Hugh Masekela - Grazing in the Grass (1968)
I knew my Dad was a Masekela fan, so a few years ago, I bought tickets for my parents to see him when he came to DC. This is the only song I knew, so the great thing about compiling these lists is the discovery of 40 years worth of other music, such as his cover of No Woman No Cry and Soweto Blues, which was a hit for ex-wife Miriam Makeba (another Dad fave who gets an honorable mention here).
GospelFinally, we conclude with a short list of gospel favorites, which also takes us out on a sentimental note. Earlier I mentioned that my Dad is not a commercial radio fan, and that is true, except on Sunday mornings. We have been faithful listeners of the same gospel music program for as long as I can remember, including the many years when Daddy wouldn't step foot in a church:
The Edwin Hawkins Singers - Oh Happy Day (1969)

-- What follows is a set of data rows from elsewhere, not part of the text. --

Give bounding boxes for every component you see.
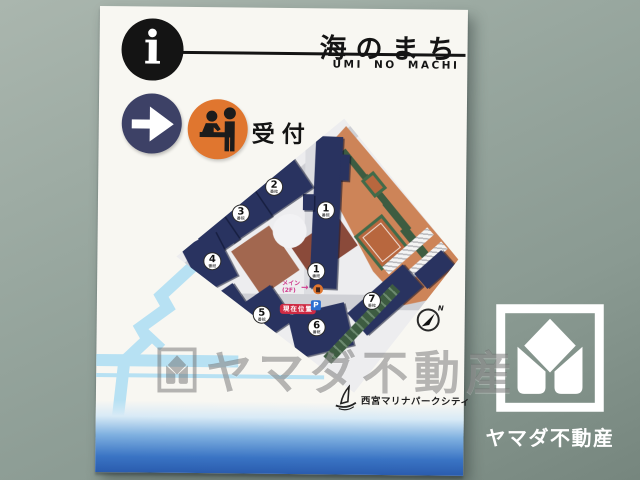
sailboat-icon	[334, 384, 358, 410]
wave-band-thick	[96, 354, 238, 367]
map-marker-building-3: 3 番館	[232, 204, 250, 222]
map-marker-building-5: 5 番館	[253, 306, 271, 324]
north-label: N	[438, 305, 444, 313]
building-shape-1-annex	[303, 194, 314, 210]
ocean-gradient-band	[95, 400, 464, 476]
developer-logotype: 西宮マリナパークシティ	[334, 384, 471, 411]
wall-logo: ヤマダ不動産	[484, 302, 616, 451]
reception-icon	[187, 99, 248, 160]
yamada-wall-logo-icon	[494, 302, 606, 414]
arrow-right-icon	[121, 93, 182, 154]
wall-logo-text: ヤマダ不動産	[484, 422, 616, 451]
developer-name: 西宮マリナパークシティ	[361, 393, 471, 408]
parking-icon: P	[311, 300, 321, 310]
entrance-arrow-icon: →	[301, 283, 309, 293]
information-sign-board: i 海のまち UMI NO MACHI 受付	[95, 6, 468, 476]
map-marker-building-1b: 1 番館	[307, 262, 325, 280]
map-marker-building-1: 1 番館	[317, 201, 335, 219]
sign-subtitle: UMI NO MACHI	[332, 58, 459, 71]
info-icon-glyph: i	[144, 24, 162, 70]
building-shape-1-annex	[340, 154, 350, 180]
map-marker-building-6: 6 番館	[308, 318, 326, 336]
main-entrance-label: メイン (2F) →	[282, 281, 309, 294]
arrow-right-glyph	[121, 93, 182, 154]
reception-pictogram	[187, 99, 248, 160]
map-marker-building-2: 2 番館	[265, 178, 283, 196]
map-marker-building-4: 4 番館	[203, 252, 221, 270]
map-marker-building-7: 7 番館	[363, 292, 381, 310]
info-icon: i	[121, 18, 184, 81]
compass-icon	[417, 308, 440, 331]
reception-map-dot	[313, 284, 323, 294]
round-plaza	[272, 214, 306, 248]
reception-label: 受付	[252, 115, 312, 150]
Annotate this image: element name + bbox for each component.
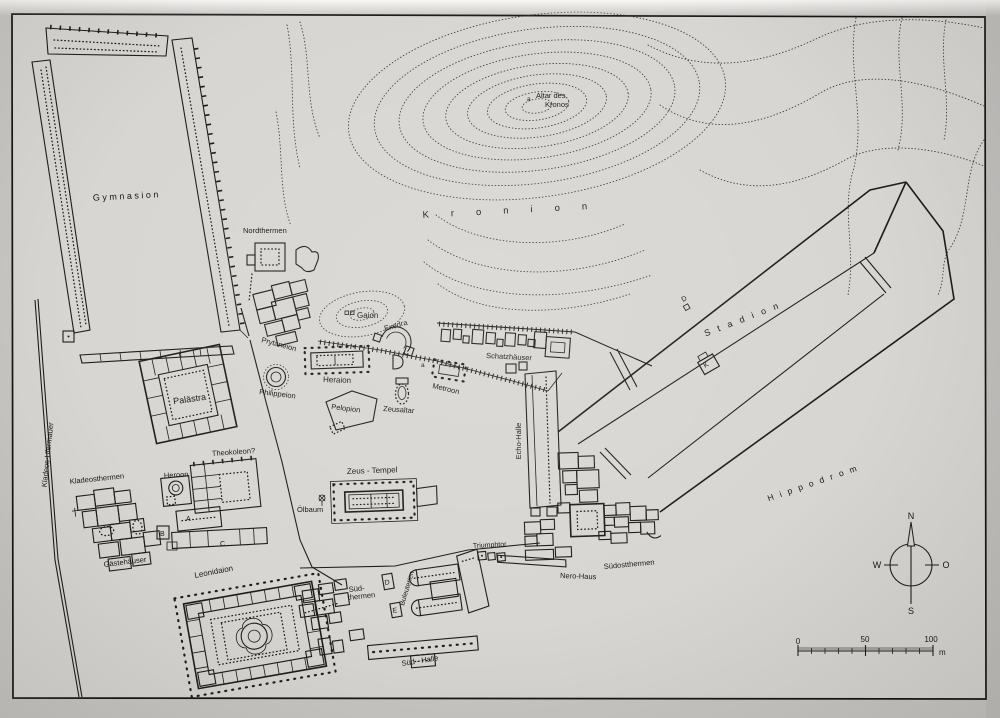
marker-hall-b: B	[160, 531, 165, 538]
compass-east: O	[942, 560, 949, 570]
label-echo-halle: Echo-Halle	[514, 423, 523, 460]
marker-a-metroon: a	[421, 362, 425, 369]
label-heroon: Heroon	[164, 470, 189, 480]
compass-south: S	[908, 606, 914, 616]
compass-north: N	[908, 511, 915, 521]
compass-west: W	[873, 560, 882, 570]
scale-unit: m	[939, 648, 946, 657]
label-kronos: Kronos	[545, 100, 569, 109]
marker-a-kronos: a	[527, 96, 531, 103]
label-zeus-tempel: Zeus - Tempel	[347, 465, 398, 476]
olympia-site-plan-photo: Gymnasion Nordthermen Altar des Kronos K…	[0, 0, 1000, 718]
label-heraion: Heraion	[323, 375, 351, 385]
scale-100: 100	[924, 635, 938, 644]
site-map: Gymnasion Nordthermen Altar des Kronos K…	[0, 0, 1000, 718]
label-gaion: Gaion	[357, 311, 378, 320]
scale-0: 0	[796, 637, 801, 646]
label-altar-des: Altar des	[536, 91, 566, 100]
marker-hall-a: A	[186, 516, 191, 523]
marker-hall-c: C	[220, 541, 225, 548]
label-nordthermen: Nordthermen	[243, 226, 287, 235]
scale-50: 50	[861, 635, 870, 644]
label-oelbaum: Ölbaum	[297, 505, 323, 514]
label-nero-haus: Nero-Haus	[560, 571, 597, 581]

My Dad might not list this song as one of his favorites, so it is here for a different reason. I've taken dance classes for more than 35 years and it's a passion my parents always supported. This song is part of a gospel suite choreographed my longtime dance teacher, so it is included here to highlight one of the most important things that parents can do for their children--show up.

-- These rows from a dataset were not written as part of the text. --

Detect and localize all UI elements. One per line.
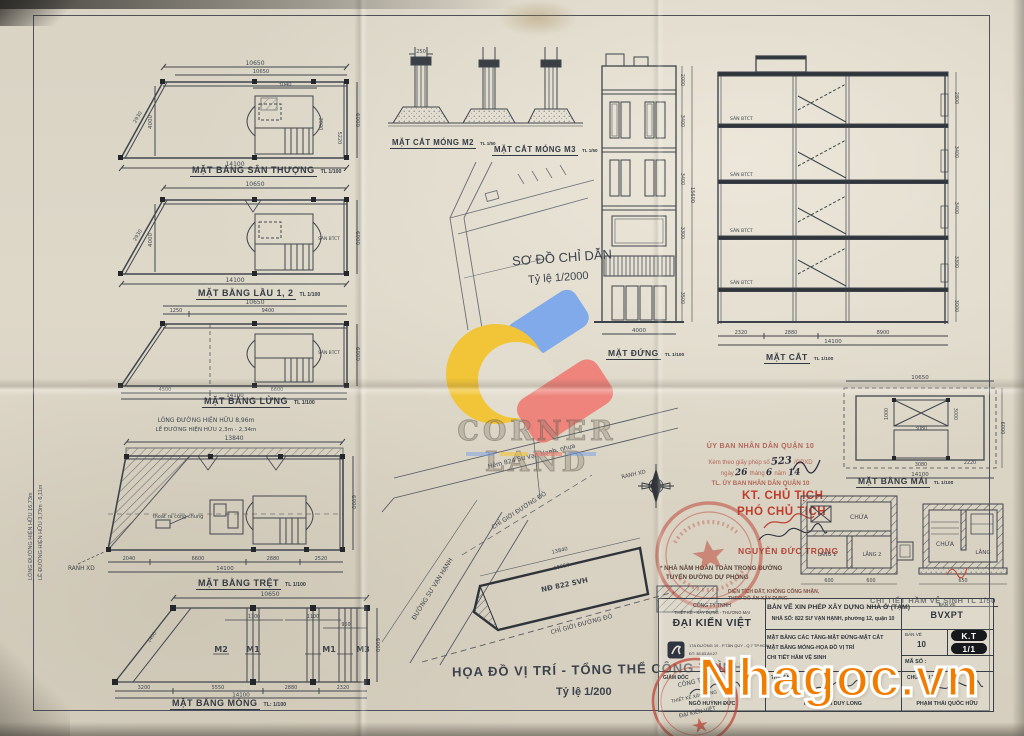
caption-scale: TL 1/100 xyxy=(285,582,306,588)
stamp-date-line: ngày 26 tháng 6 năm 14 xyxy=(668,468,853,478)
dim-label: 15600 xyxy=(689,187,695,203)
tagline-dash xyxy=(466,452,494,456)
caption-scale: TL 1/100 xyxy=(814,357,834,362)
caption-title: MẶT CẮT MÓNG M2 xyxy=(390,138,476,149)
drain-note: thoát ra cống chung xyxy=(153,513,204,520)
slab-label: SÀN BTCT xyxy=(730,171,753,178)
street-note-vertical: LỀ ĐƯỜNG HIỆN HỮU 3,73m - 6,11m xyxy=(38,485,44,580)
stamp-permit-line: Kèm theo giấy phép số 523 /GPXD xyxy=(668,456,853,467)
septic-room-label: LẮNG 2 xyxy=(863,550,882,558)
dim-label: 10650 xyxy=(253,69,270,75)
dim-label: 1100 xyxy=(248,614,260,620)
dim-label: 10650 xyxy=(245,181,264,188)
caption-title: MẶT CẮT MÓNG M3 xyxy=(492,145,578,156)
dim-label: 2520 xyxy=(315,556,328,562)
plan-lau12-caption: MẶT BẰNG LẦU 1, 2TL 1/100 xyxy=(196,288,320,298)
corner-land-watermark-text: CORNER LAND xyxy=(422,416,652,478)
dim-label: 10650 xyxy=(553,562,570,572)
dim-label: 1100 xyxy=(307,614,319,620)
septic-room-label: CHỨA xyxy=(936,541,955,548)
room-label: SÀN BTCT xyxy=(318,235,340,242)
dim-label: 6000 xyxy=(374,638,380,652)
nhagoc-watermark-text: Nhagoc.vn xyxy=(698,645,979,709)
dim-label: 250 xyxy=(416,49,426,55)
dim-label: 10650 xyxy=(245,60,264,67)
pen-checkmark xyxy=(790,450,824,480)
dim-label: 1250 xyxy=(170,308,183,314)
red-check-scribble xyxy=(944,560,970,582)
drawing-subtitle: NHÀ SỐ: 822 SƯ VẠN HẠNH, phường 12, quận… xyxy=(767,616,899,622)
dim-label: 3040 xyxy=(278,82,291,88)
drawing-title: BẢN VẼ XIN PHÉP XÂY DỰNG NHÀ Ở (TẠM) xyxy=(767,604,899,611)
dim-label: 950 xyxy=(341,622,350,628)
section-caption: MẶT CẮTTL 1/100 xyxy=(764,352,833,362)
dim-label: 2320 xyxy=(735,330,748,336)
scan-edge-shadow-bottom xyxy=(0,722,1024,736)
handwritten-day: 26 xyxy=(735,468,748,479)
tagline-dash xyxy=(500,452,528,456)
road-note: LÒNG ĐƯỜNG HIỆN HỮU 8,96m xyxy=(158,416,255,424)
plan-lau12-drawing: 10650 SÀN BTCT 6000 4000 2930 14100 xyxy=(105,180,360,292)
dim-label: 3500 xyxy=(679,292,685,304)
dim-label: 14100 xyxy=(216,566,234,572)
dim-label: 2880 xyxy=(285,685,298,691)
plan-mong-caption: MẶT BẰNG MÓNGTL: 1/100 xyxy=(170,698,286,708)
site-plan-scale: Tỷ lệ 1/200 xyxy=(556,686,612,698)
tagline-dash xyxy=(534,452,562,456)
stamp-permit-pre: Kèm theo giấy phép số xyxy=(708,460,769,466)
plan-san-thuong-drawing: 10650 10650 3040 3000 5220 6000 4000 293… xyxy=(105,58,360,176)
caption-title: MẶT BẰNG SÂN THƯỢNG xyxy=(190,165,317,177)
caption-title: MẶT BẰNG LỬNG xyxy=(202,396,290,408)
lot-label: NĐ 822 SVH xyxy=(541,576,589,594)
caption-scale: TL 1/100 xyxy=(294,400,315,406)
dim-label: 3400 xyxy=(679,115,685,127)
company-type: CÔNG TY TNHH xyxy=(659,603,765,609)
horizontal-fold-crease xyxy=(0,378,1024,396)
dim-label: 3400 xyxy=(953,146,959,158)
dim-label: 8900 xyxy=(877,330,890,336)
septic-detail-drawing: CHỨA LẮNG 1 LẮNG 2 CHỨA LẮNG 600 600 650 xyxy=(795,486,1010,594)
septic-room-label: CHỨA xyxy=(850,514,869,521)
footing-m2-caption: MẶT CẮT MÓNG M2TL 1/50 xyxy=(390,138,495,147)
dim-label: 3400 xyxy=(953,202,959,214)
road-note: LỀ ĐƯỜNG HIỆN HỮU 2,3m - 2,34m xyxy=(155,425,256,433)
dim-label: 4000 xyxy=(632,328,646,334)
sheet-label: BẢN VẼ xyxy=(905,632,922,637)
scan-edge-shadow-right xyxy=(1012,0,1024,736)
dim-label: 5550 xyxy=(212,685,225,691)
company-name: ĐẠI KIẾN VIỆT xyxy=(659,617,765,629)
ranh-xd-label: RANH XD xyxy=(68,566,95,572)
dim-label: 2930 xyxy=(132,110,144,124)
main-road-label: ĐƯỜNG SƯ VẠN HẠNH xyxy=(409,556,455,622)
dim-label: 1400 xyxy=(146,631,158,644)
dim-label: 2320 xyxy=(337,685,350,691)
dim-label: 1000 xyxy=(884,408,890,420)
dim-label: 3000 xyxy=(953,300,959,312)
vertical-fold-crease xyxy=(652,0,664,736)
footing-m3-caption: MẶT CẮT MÓNG M3TL 1/50 xyxy=(492,145,597,154)
slab-label: SÀN BTCT xyxy=(730,279,753,286)
stamp-authority-line: ỦY BAN NHÂN DÂN QUẬN 10 xyxy=(668,443,853,450)
caption-scale: TL 1/100 xyxy=(321,169,342,175)
caption-title: MẶT BẰNG TRỆT xyxy=(196,578,281,590)
dim-label: 14100 xyxy=(225,277,244,284)
street-note-vertical: LÒNG ĐƯỜNG HIỆN HỮU 16,73m xyxy=(28,493,34,580)
ban-ve-label: BẢN VẼ xyxy=(903,602,991,607)
dim-label: 3300 xyxy=(679,227,685,239)
dim-label: 4000 xyxy=(148,115,154,129)
dim-label: 9400 xyxy=(262,308,275,314)
dim-label: 2800 xyxy=(953,92,959,104)
dim-label: 600 xyxy=(824,578,833,584)
dim-label: 3200 xyxy=(138,685,151,691)
footing-label-m2: M2 xyxy=(214,645,228,654)
dim-label: 3000 xyxy=(952,408,958,420)
dim-label: 14100 xyxy=(824,339,842,345)
dim-label: 600 xyxy=(866,578,875,584)
drawing-content-1: MẶT BẰNG CÁC TẦNG-MẶT ĐỨNG-MẶT CẮT xyxy=(767,635,899,641)
caption-scale: TL 1/100 xyxy=(665,353,685,358)
footing-details-drawing: 250 xyxy=(383,45,588,140)
scan-edge-shadow-corner xyxy=(0,0,120,26)
plan-mong-drawing: 10650 1100 1100 950 1400 M2 M1 M1 M3 320… xyxy=(95,590,390,700)
scan-edge-shadow-bottom-left xyxy=(0,640,70,736)
dim-label: 3080 xyxy=(915,462,927,468)
blueprint-sheet: 10650 10650 3040 3000 5220 6000 4000 293… xyxy=(0,0,1024,736)
dim-label: 4000 xyxy=(148,233,154,247)
dim-label: 5220 xyxy=(336,132,342,145)
plan-tret-drawing: LÒNG ĐƯỜNG HIỆN HỮU 8,96m LỀ ĐƯỜNG HIỆN … xyxy=(38,412,363,580)
dim-label: 3400 xyxy=(679,173,685,185)
plan-lung-caption: MẶT BẰNG LỬNGTL 1/100 xyxy=(202,396,315,406)
vertical-fold-crease xyxy=(354,0,368,736)
paper-stain xyxy=(498,0,578,36)
dim-label: 6600 xyxy=(192,556,205,562)
section-drawing: SÀN BTCT SÀN BTCT SÀN BTCT SÀN BTCT 2800… xyxy=(698,50,968,350)
dim-label: 3080 xyxy=(915,426,927,432)
tagline-dash xyxy=(568,452,596,456)
septic-room-label: LẮNG 1 xyxy=(818,550,837,558)
dim-label: 13840 xyxy=(551,546,568,556)
dim-label: 2040 xyxy=(123,556,136,562)
dim-label: 2880 xyxy=(267,556,280,562)
roof-plan-caption: MẶT BẰNG MÁITL 1/100 xyxy=(856,476,953,486)
stamp-date-mid: tháng xyxy=(750,471,765,477)
footing-label-m1: M1 xyxy=(246,645,260,654)
handwritten-month: 6 xyxy=(766,468,773,478)
ban-ve-code: BVXPT xyxy=(903,610,991,620)
dim-label: 2220 xyxy=(964,460,976,466)
red-line-label: CHỈ GIỚI ĐƯỜNG ĐỎ xyxy=(490,489,548,531)
room-label: SÀN BTCT xyxy=(318,349,340,356)
caption-title: MẶT CẮT xyxy=(764,352,810,364)
dim-label: 13840 xyxy=(224,435,243,442)
dim-label: 2880 xyxy=(785,330,798,336)
septic-room-label: LẮNG xyxy=(975,548,990,556)
company-fields: THIẾT KẾ - XÂY DỰNG - THƯƠNG MẠI xyxy=(659,610,765,615)
badge-kt: K.T xyxy=(951,630,987,641)
slab-label: SÀN BTCT xyxy=(730,227,753,234)
caption-scale: TL: 1/100 xyxy=(264,702,287,708)
dim-label: 3300 xyxy=(953,256,959,268)
dim-label: 3000 xyxy=(317,118,323,131)
dim-label: 2000 xyxy=(679,74,685,86)
ubnd-round-seal xyxy=(652,498,767,613)
footing-label-m1: M1 xyxy=(322,645,336,654)
slab-label: SÀN BTCT xyxy=(730,115,753,122)
caption-title: MẶT BẰNG MÓNG xyxy=(170,698,260,710)
plan-san-thuong-caption: MẶT BẰNG SÂN THƯỢNGTL 1/100 xyxy=(190,165,341,175)
dim-label: 10650 xyxy=(245,299,264,306)
plan-tret-caption: MẶT BẰNG TRỆTTL 1/100 xyxy=(196,578,306,588)
dim-label: 6000 xyxy=(999,422,1005,435)
stamp-date-pre: ngày xyxy=(721,471,734,477)
stamp-date-post: năm xyxy=(774,471,786,477)
corner-land-tagline xyxy=(466,452,596,456)
dim-label: 10650 xyxy=(260,591,279,598)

Walter Hawkins & The Love Center Choir - Going Up Yonder (1975)
I've been hearing this song since I was a child. I remember thinking that Walter and Edwin Hawkins were distant relatives of ours, so this is my Auntie Tremaine featured on one of my Dad's favorite songs.
The Commodores - Jesus is Love (1980)
I always thought this was one of Lionel Richie's first solo hits, but I was wrong! Here is some concert footage with the entire group and a gospel choir.
Richard Smallwood - Jesus is the Center of My Joy (1984)
This is another family favorite (DC's own via Howard University). Some 20 years ago, we attended a benefit concert for the high school where my Dad and brothers went, and we still talk about how fantastic Smallwood was. This song in particular is special to me as I chose it for my wedding walk down the aisle with both parents.
Yolanda Adams - The Battle Is Not Yours (1993)
For YEARS, my Dad made us all go to his high school benefit concert, headlined by various gospel and secular artists. Although I don't remember the exact year when Yolanda Adams performed, I recall having a conversation with my Dad that occurred shortly afterwards. I was feeling down about not having a job or maybe I was overwhelmed by the insanity of the job I had at the time, and my Dad invoked this song to encourage me.